La création de moments collectifs et de partage dans des dispositifs individuels est évoquée par d’autres parties prenantes. Hervé Rayter indique qu’AJHIRALP organise des activités et temps conviviaux afin que les individus accompagnés retrouvent, petit à petit, une vie sociale : du sport, de la marche, des balades en forêt, des barbecues, des sorties culturelles. Il mentionne l’installation d’une salle d’accueil et d’une salle informatique, pensées comme des espaces collectifs pour que les personnes partagent des moments et qu’elles puissent se parler.
Cette dimension collective demeure, selon Gabriel Uribelarrea, relativement peu pensée dans les dispositifs de Logement d’abord. Pour le sociologue, la création d’espaces de lieux collectifs, de passage et de partage sont essentiels pour lutter contre la solitude dans le logement mais aussi pour que les personnes accompagnées puissent échanger. “Ce serait vraiment important d’avoir un lieu où les personnes qui le souhaitent aient la possibilité de se retrouver, de croiser leurs expériences, se donner des conseils”, note-t-il. “Dans certaines villes, il y a des accueils de jour qui portent des dispositifs Logements d’abord. Les personnes apprécient d’avoir ainsi un lieu pour venir se poser, boire un café avec d’autres personnes, mais aussi poser des questions et être orienté, même une fois l’accompagnement terminé.”

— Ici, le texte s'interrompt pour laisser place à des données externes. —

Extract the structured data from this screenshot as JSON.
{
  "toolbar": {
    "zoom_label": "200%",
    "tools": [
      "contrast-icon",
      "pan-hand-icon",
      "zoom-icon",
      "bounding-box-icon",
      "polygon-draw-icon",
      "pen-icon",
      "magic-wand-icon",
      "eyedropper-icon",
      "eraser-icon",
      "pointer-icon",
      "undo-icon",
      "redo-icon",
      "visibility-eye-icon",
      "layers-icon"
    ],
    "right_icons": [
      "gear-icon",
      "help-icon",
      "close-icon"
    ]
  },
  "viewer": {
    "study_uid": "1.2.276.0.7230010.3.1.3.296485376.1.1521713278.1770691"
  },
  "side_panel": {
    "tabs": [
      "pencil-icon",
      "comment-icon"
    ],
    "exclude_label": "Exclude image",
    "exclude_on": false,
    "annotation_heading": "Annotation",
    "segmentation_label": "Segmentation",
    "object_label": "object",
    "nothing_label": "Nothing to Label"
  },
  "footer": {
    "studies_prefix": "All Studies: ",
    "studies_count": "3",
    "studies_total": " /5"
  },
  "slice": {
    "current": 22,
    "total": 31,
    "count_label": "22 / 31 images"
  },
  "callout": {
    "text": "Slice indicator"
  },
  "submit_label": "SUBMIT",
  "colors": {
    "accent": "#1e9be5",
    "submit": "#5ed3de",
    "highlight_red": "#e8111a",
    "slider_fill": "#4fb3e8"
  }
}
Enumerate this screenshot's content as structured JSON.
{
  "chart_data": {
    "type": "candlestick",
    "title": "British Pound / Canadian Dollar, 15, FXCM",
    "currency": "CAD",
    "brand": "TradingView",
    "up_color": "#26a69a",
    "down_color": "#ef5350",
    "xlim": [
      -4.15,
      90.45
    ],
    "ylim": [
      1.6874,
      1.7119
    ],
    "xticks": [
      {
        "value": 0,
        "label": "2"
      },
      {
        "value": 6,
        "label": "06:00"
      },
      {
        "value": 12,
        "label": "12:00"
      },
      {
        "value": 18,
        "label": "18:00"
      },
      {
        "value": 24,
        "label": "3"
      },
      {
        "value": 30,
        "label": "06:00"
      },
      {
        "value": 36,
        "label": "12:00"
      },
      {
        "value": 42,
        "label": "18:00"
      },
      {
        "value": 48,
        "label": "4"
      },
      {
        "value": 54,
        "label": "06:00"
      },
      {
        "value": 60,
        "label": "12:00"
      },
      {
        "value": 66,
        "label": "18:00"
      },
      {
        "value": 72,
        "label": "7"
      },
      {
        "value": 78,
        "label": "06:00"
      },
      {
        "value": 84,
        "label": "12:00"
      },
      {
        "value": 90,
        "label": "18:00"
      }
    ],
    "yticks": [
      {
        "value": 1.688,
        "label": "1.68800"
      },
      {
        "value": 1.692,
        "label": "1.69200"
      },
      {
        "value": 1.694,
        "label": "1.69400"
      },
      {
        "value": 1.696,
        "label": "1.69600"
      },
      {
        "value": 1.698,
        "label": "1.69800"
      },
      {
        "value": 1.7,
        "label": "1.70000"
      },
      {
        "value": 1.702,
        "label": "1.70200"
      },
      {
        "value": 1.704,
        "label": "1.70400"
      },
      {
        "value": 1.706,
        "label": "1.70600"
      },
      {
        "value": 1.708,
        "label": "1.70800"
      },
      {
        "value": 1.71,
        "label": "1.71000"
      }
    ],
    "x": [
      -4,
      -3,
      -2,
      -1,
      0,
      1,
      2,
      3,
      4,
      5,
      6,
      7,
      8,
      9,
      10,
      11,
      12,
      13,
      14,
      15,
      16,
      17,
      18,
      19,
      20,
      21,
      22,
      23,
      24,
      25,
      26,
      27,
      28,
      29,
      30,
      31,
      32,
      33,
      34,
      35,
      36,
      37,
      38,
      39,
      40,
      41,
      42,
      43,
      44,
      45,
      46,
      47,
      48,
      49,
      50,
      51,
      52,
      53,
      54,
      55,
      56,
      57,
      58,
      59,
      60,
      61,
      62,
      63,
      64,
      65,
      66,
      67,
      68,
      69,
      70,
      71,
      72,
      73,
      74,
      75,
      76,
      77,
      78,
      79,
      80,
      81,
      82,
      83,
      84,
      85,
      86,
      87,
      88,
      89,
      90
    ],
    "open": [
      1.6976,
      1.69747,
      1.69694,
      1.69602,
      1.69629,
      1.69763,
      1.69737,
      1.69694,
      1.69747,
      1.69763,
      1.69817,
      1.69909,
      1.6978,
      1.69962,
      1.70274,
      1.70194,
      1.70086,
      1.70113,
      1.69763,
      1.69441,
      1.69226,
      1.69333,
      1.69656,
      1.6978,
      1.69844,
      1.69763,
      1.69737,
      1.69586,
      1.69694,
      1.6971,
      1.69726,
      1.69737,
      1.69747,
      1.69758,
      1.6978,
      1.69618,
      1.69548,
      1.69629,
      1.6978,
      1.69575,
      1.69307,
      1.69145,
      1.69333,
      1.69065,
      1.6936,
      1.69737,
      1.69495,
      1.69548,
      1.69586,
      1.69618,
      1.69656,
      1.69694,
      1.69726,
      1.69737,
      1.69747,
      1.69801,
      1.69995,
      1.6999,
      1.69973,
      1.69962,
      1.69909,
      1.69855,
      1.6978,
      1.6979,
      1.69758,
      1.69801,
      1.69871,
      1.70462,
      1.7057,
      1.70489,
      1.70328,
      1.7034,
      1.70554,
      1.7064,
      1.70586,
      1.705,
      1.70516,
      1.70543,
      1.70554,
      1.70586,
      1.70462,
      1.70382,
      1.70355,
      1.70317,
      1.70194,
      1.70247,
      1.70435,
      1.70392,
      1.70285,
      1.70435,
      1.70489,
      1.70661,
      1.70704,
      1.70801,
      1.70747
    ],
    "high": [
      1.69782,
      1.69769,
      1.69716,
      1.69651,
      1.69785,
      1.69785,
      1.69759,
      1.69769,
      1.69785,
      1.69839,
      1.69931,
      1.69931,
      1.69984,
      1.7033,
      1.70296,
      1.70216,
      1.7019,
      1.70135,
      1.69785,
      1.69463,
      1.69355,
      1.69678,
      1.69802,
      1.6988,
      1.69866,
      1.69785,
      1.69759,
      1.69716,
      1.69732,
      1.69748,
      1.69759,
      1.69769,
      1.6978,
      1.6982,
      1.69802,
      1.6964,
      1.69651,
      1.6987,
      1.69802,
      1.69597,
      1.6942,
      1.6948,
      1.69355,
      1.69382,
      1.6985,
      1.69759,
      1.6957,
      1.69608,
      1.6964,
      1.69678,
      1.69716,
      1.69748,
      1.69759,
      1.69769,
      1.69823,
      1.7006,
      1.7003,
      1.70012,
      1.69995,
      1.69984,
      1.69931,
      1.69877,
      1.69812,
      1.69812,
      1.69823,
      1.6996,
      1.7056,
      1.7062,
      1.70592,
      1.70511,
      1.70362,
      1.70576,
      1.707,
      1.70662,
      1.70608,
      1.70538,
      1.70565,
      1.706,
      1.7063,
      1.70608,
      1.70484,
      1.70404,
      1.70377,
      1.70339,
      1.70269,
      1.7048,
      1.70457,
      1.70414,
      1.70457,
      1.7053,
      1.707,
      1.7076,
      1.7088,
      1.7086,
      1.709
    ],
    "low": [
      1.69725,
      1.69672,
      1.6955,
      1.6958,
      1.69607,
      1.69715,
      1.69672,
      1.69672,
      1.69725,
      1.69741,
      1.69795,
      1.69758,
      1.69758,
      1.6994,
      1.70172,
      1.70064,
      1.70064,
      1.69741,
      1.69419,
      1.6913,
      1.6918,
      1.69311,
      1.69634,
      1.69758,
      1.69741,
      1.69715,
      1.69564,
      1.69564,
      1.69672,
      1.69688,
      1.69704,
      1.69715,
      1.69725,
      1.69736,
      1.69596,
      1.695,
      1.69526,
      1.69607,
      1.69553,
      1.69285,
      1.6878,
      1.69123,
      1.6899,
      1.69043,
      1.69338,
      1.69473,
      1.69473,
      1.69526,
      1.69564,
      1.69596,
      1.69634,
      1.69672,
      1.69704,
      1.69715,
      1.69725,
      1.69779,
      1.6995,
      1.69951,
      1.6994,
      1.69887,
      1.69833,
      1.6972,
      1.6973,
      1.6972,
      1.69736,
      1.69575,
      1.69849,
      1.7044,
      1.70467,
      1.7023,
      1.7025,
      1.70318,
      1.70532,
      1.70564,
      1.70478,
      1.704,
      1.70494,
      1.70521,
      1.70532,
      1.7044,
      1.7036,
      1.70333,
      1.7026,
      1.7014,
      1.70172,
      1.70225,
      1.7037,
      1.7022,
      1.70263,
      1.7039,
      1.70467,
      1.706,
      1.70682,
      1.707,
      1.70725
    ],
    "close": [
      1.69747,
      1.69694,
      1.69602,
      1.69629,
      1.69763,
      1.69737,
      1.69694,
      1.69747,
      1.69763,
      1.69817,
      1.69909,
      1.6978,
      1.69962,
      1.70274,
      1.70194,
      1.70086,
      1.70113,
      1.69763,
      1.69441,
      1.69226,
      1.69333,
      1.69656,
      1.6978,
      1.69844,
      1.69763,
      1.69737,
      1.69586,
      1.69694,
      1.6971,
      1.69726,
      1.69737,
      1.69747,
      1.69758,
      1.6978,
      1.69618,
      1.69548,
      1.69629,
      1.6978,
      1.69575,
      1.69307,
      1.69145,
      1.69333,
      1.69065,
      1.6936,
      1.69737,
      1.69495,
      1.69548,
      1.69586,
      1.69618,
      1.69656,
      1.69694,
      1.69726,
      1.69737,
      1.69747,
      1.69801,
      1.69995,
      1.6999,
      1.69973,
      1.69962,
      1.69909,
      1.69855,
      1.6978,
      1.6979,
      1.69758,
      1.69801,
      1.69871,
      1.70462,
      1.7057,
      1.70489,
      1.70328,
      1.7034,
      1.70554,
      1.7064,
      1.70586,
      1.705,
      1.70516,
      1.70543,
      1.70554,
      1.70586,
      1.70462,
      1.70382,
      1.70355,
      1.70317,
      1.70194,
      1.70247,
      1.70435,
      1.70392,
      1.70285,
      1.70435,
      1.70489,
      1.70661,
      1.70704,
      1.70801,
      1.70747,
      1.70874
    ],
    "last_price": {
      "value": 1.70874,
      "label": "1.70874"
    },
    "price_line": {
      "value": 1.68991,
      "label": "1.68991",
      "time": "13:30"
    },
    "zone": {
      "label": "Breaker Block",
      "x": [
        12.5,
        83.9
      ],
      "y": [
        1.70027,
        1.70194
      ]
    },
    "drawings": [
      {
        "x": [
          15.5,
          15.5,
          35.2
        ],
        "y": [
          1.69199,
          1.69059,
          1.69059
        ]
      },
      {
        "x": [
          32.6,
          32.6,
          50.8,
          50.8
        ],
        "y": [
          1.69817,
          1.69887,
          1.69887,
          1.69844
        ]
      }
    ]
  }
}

Les problèmes en matière d’accès à l’habitat sont identifiés depuis longtemps, tout comme leurs causes. Les pistes de solutions ne manquent pourtant pas. Pour les développer, il faut plus de moyens, humains et financiers, en bref : une volonté politique. La vision à court terme et le rejet toujours plus vers la marge semblent pourtant si souvent l’emporter. Au cours des échanges menés pour cette série, de nombreuses personnes s’interrogent : puisqu’on trouve de l’argent pour construire toujours plus de places de prison, que faut-il pour qu’on puisse en faire autant pour l’accompagnement social.